詳細な部分は別として、Linux-2.6.12でも2011年初旬時点の最新カーネルであるLinux-2.6.36.3でも、アプリケーションプログラムから見たLinuxカーネルへのAPIはほとんど同じなので、SH7706LSRボードでアプリケーションプログラムを追加して運用する分には、特にカーネルバージョンは影響ないと思われます。
PCの場合はCPUやマザーボード内蔵周辺機能、外付け周辺機器の変化が速く、次々と新製品が出てきているので、それらに追随するために最新Linuxカーネルを追っていかなければいけないケースもあります。その点、SH7706ボードは基本的にハードウェアの変動はないので、PCのように最新カーネルを追随しなければいけないことはあまりないと思います。

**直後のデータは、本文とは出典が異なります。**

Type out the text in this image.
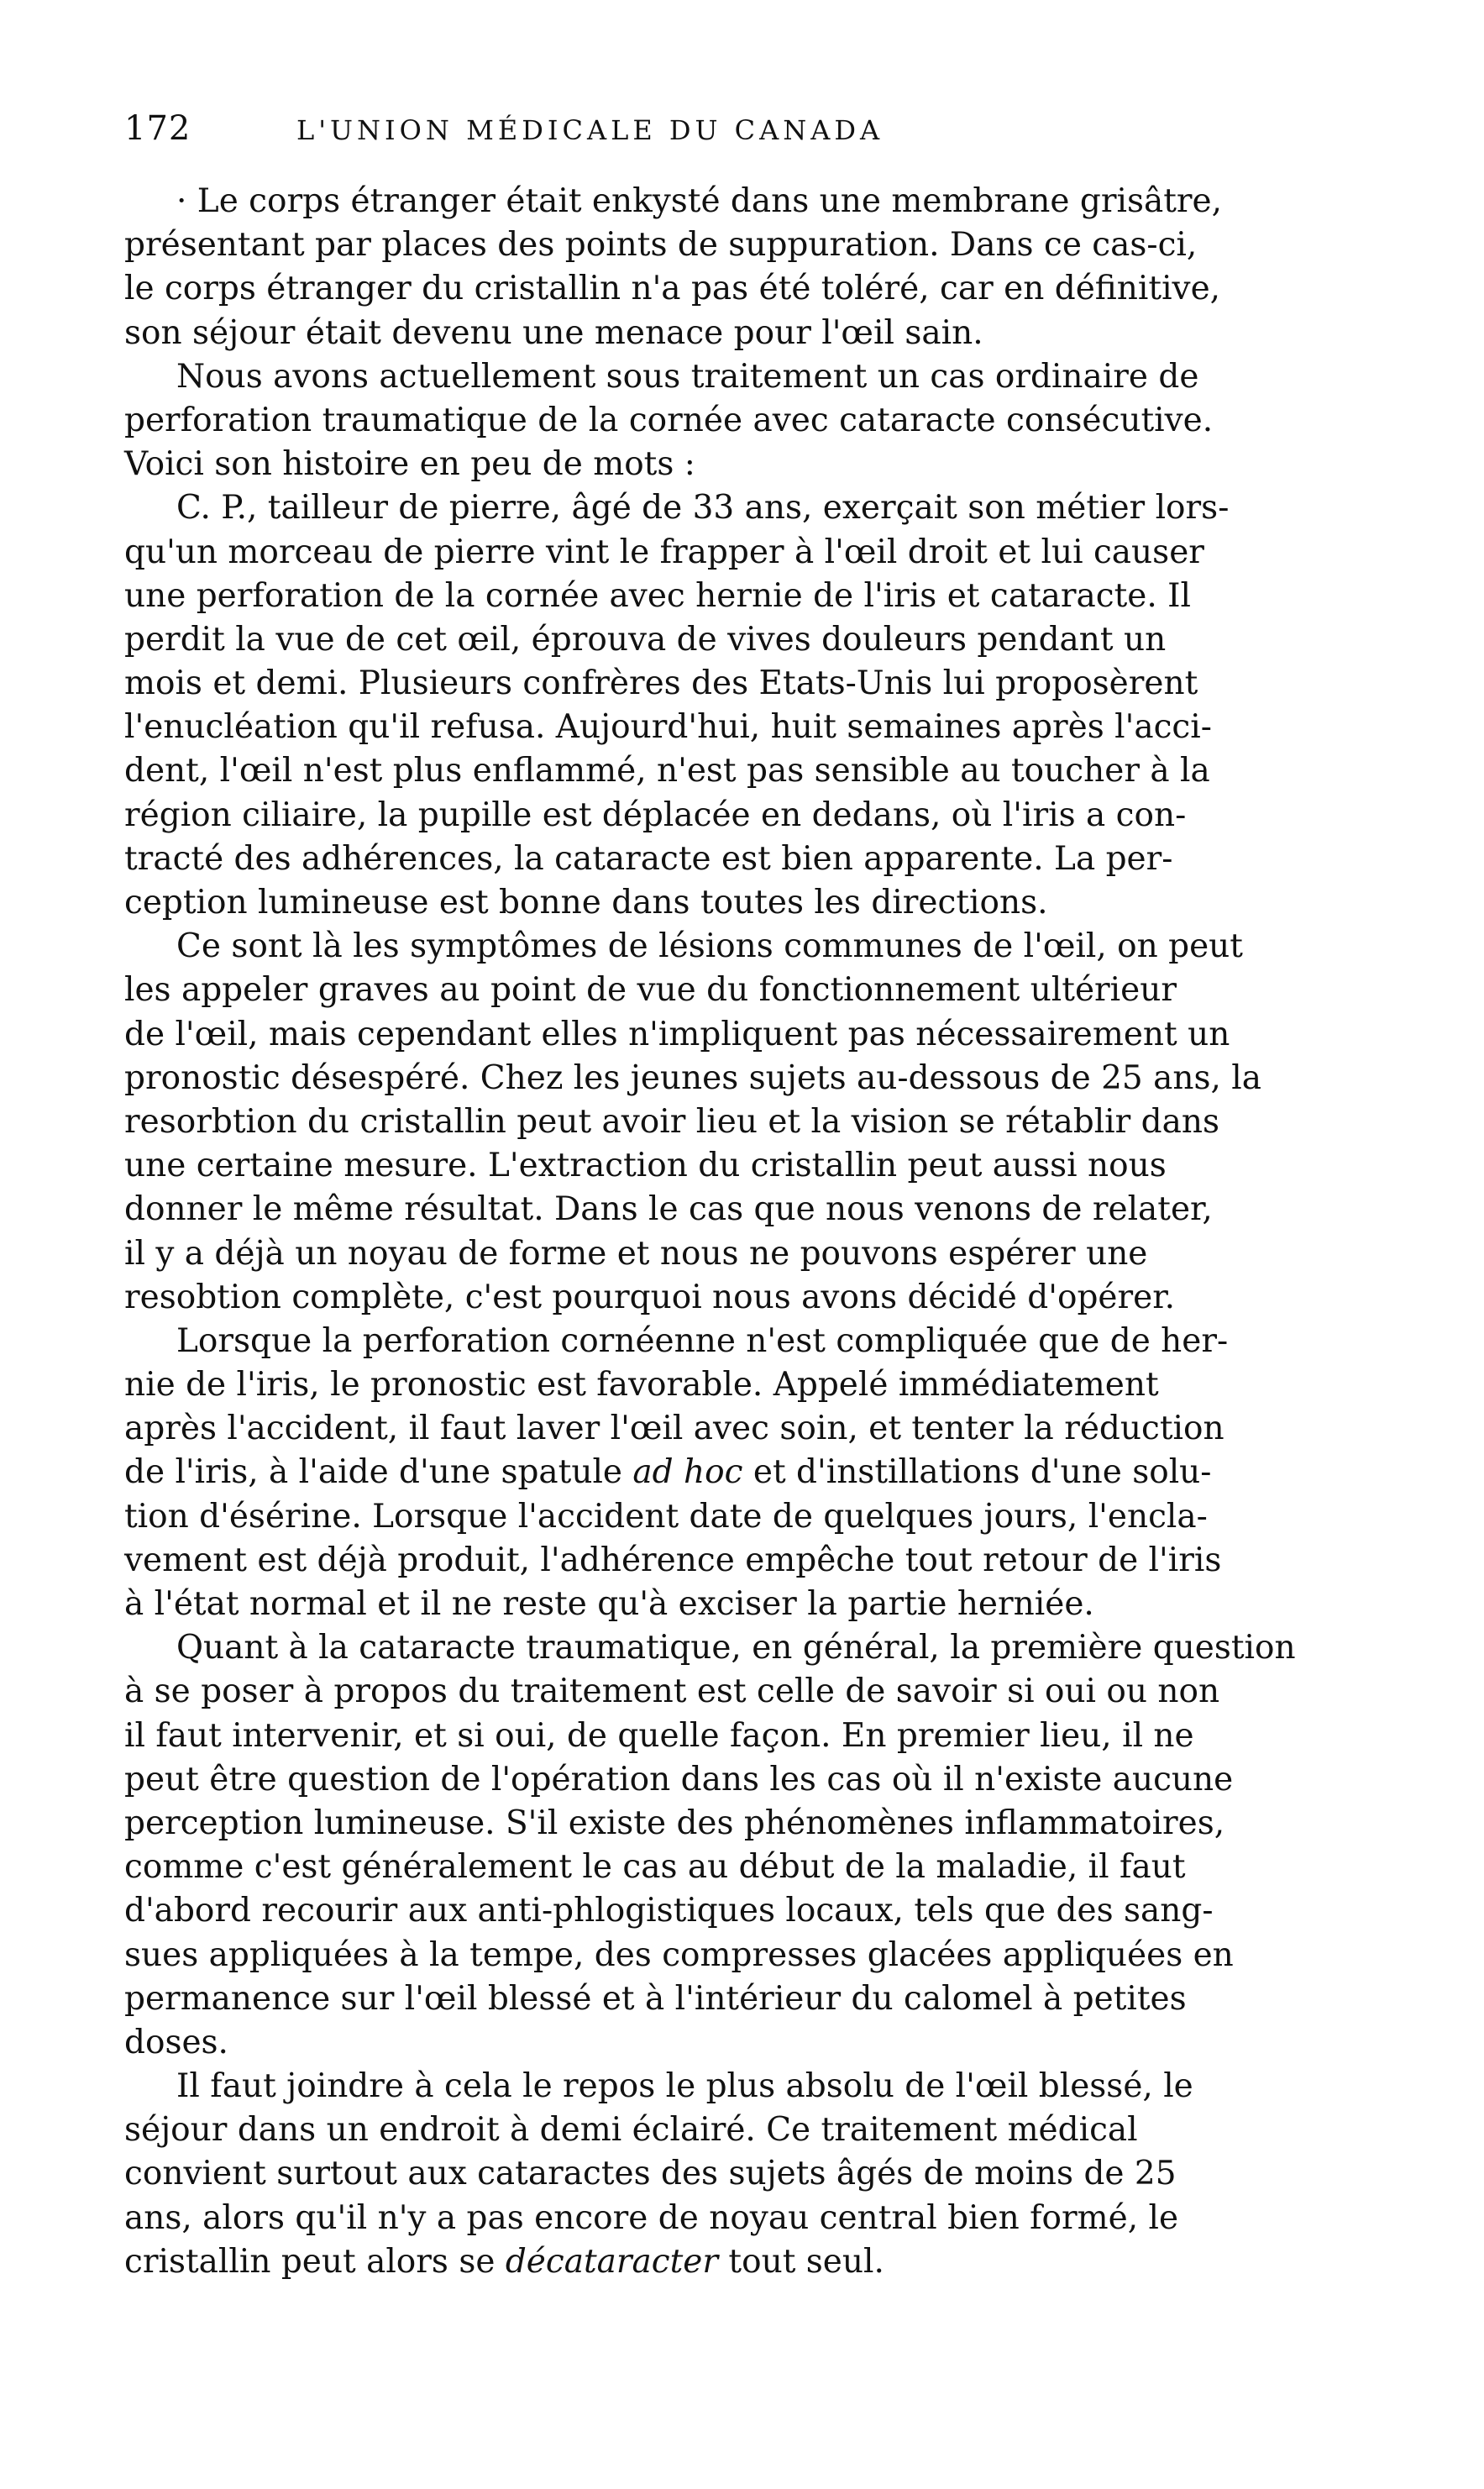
172	L'UNION MÉDICALE DU CANADA
· Le corps étranger était enkysté dans une membrane grisâtre,
présentant par places des points de suppuration. Dans ce cas-ci,
le corps étranger du cristallin n'a pas été toléré, car en définitive,
son séjour était devenu une menace pour l'œil sain.
Nous avons actuellement sous traitement un cas ordinaire de
perforation traumatique de la cornée avec cataracte consécutive.
Voici son histoire en peu de mots :
C. P., tailleur de pierre, âgé de 33 ans, exerçait son métier lors-
qu'un morceau de pierre vint le frapper à l'œil droit et lui causer
une perforation de la cornée avec hernie de l'iris et cataracte. Il
perdit la vue de cet œil, éprouva de vives douleurs pendant un
mois et demi. Plusieurs confrères des Etats-Unis lui proposèrent
l'enucléation qu'il refusa. Aujourd'hui, huit semaines après l'acci-
dent, l'œil n'est plus enflammé, n'est pas sensible au toucher à la
région ciliaire, la pupille est déplacée en dedans, où l'iris a con-
tracté des adhérences, la cataracte est bien apparente. La per-
ception lumineuse est bonne dans toutes les directions.
Ce sont là les symptômes de lésions communes de l'œil, on peut
les appeler graves au point de vue du fonctionnement ultérieur
de l'œil, mais cependant elles n'impliquent pas nécessairement un
pronostic désespéré. Chez les jeunes sujets au-dessous de 25 ans, la
resorbtion du cristallin peut avoir lieu et la vision se rétablir dans
une certaine mesure. L'extraction du cristallin peut aussi nous
donner le même résultat. Dans le cas que nous venons de relater,
il y a déjà un noyau de forme et nous ne pouvons espérer une
resobtion complète, c'est pourquoi nous avons décidé d'opérer.
Lorsque la perforation cornéenne n'est compliquée que de her-
nie de l'iris, le pronostic est favorable. Appelé immédiatement
après l'accident, il faut laver l'œil avec soin, et tenter la réduction
de l'iris, à l'aide d'une spatule ad hoc et d'instillations d'une solu-
tion d'ésérine. Lorsque l'accident date de quelques jours, l'encla-
vement est déjà produit, l'adhérence empêche tout retour de l'iris
à l'état normal et il ne reste qu'à exciser la partie herniée.
Quant à la cataracte traumatique, en général, la première question
à se poser à propos du traitement est celle de savoir si oui ou non
il faut intervenir, et si oui, de quelle façon. En premier lieu, il ne
peut être question de l'opération dans les cas où il n'existe aucune
perception lumineuse. S'il existe des phénomènes inflammatoires,
comme c'est généralement le cas au début de la maladie, il faut
d'abord recourir aux anti-phlogistiques locaux, tels que des sang-
sues appliquées à la tempe, des compresses glacées appliquées en
permanence sur l'œil blessé et à l'intérieur du calomel à petites
doses.
Il faut joindre à cela le repos le plus absolu de l'œil blessé, le
séjour dans un endroit à demi éclairé. Ce traitement médical
convient surtout aux cataractes des sujets âgés de moins de 25
ans, alors qu'il n'y a pas encore de noyau central bien formé, le
cristallin peut alors se décataracter tout seul.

ただし、Linuxカーネルの内側では細かいリビジョンが上がるたびにカーネルコードの内容が激変しており、それどころか、Linuxカーネル内部における仕組みや内部ルールそのものが変動しています。こうしたLinuxカーネル内部における仕組みや内部ルールの変動で大きな影響を受けるのが個別のデバイスドライバです。

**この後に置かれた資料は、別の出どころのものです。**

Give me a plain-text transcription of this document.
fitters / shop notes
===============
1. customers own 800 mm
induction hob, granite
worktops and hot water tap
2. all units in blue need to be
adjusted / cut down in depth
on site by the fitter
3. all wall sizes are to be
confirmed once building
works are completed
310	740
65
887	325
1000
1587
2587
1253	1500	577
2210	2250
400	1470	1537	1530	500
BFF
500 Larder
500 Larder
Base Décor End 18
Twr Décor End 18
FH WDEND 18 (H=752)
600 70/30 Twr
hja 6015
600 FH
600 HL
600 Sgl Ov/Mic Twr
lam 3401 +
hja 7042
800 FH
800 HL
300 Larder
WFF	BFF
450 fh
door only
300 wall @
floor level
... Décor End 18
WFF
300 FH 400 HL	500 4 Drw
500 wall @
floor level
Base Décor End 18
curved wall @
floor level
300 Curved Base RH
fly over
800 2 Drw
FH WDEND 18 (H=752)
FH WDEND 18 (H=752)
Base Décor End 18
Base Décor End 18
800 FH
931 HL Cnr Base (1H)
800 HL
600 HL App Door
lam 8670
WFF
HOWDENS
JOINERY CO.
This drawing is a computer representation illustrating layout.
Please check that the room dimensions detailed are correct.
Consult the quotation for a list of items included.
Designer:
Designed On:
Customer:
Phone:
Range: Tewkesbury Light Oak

あるリビジョン用に開発したデバイスドライバが、リビジョンが上がると使えないというケースがあります。それでもキャラクタデバイスは古典的なデバイスドライバなので比較的Linuxカーネルの更新の影響を受けにくい傾向にはあります。ところが、ブロックデバイスやネットワークデバイス、USBデバイスなどは、リビジョンが上がるとLinuxカーネルと不適合を起こして組み込めなくなることが珍しくありません。
もし、SH7706LSRボードで個別にデバイスドライバを開発をする場合は、開発時に最新のLinuxカーネルに更新して、その最新カーネルをターゲットにデバイスドライバを開発すれば、デバイスドライバの寿命そのものが長くすることが可能であり、仮にリビジョンが上がったりしても、少ない変更で新Linuxカーネルに対応することができます。

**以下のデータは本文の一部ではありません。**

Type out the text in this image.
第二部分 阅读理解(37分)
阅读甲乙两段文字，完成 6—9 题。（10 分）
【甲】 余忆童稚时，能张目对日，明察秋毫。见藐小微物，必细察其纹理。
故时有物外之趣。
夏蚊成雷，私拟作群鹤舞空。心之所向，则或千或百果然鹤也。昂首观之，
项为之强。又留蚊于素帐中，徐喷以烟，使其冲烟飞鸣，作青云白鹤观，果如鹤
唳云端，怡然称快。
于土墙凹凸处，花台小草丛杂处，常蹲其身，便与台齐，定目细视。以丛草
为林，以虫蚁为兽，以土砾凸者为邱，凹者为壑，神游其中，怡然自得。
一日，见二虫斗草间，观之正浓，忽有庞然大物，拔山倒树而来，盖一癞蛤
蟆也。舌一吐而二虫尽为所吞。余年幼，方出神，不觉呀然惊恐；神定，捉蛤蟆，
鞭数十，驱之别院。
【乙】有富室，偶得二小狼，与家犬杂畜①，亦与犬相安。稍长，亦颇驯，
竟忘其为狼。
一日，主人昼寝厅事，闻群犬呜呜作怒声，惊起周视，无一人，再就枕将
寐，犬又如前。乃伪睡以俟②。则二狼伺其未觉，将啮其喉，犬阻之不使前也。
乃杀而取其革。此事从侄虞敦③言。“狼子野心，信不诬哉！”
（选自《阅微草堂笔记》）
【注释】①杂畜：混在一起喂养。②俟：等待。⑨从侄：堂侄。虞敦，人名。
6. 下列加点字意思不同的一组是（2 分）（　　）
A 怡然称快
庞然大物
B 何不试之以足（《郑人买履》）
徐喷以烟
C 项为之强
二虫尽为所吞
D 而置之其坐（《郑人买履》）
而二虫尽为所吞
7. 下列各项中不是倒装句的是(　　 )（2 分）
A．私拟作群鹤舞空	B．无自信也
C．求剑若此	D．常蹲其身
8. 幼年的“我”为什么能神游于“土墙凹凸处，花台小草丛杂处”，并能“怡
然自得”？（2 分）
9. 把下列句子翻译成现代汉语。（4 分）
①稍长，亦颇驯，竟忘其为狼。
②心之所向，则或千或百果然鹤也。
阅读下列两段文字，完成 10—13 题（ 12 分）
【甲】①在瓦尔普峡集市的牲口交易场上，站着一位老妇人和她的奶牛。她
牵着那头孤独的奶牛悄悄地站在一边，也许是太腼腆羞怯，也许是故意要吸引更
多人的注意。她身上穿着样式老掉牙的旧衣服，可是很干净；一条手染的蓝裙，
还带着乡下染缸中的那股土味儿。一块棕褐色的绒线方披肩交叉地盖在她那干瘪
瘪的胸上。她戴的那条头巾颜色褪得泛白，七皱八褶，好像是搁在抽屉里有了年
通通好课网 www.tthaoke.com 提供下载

SH7706LSRボードではDebian/GNU LinuxやFedora Linuxを載せることにより、全てオンボード上で開発することも可能ですが、基本的にはPC上でSH7706LSRボードの開発を行い、開発結果であるコードやデータをSH7706LSRボードにコピーをしてSH7706LSRボード上で実行することになります。
PC上でSH7706LSRボードの開発を行う場合、PC Linux上のソフトウェア等を頻繁にSH7706LSRボードに移植したりデバイスドライバを移植する場合は、PCのLinuxカーネルリビジョンとSH7706LSRのLinuxカーネルリビジョンがなるべく近いほうが、移植がスムーズになります。基本はLinux2.6.12で良いですが、場合によっては、新しいLinuxカーネルのほうが良い場合もあります。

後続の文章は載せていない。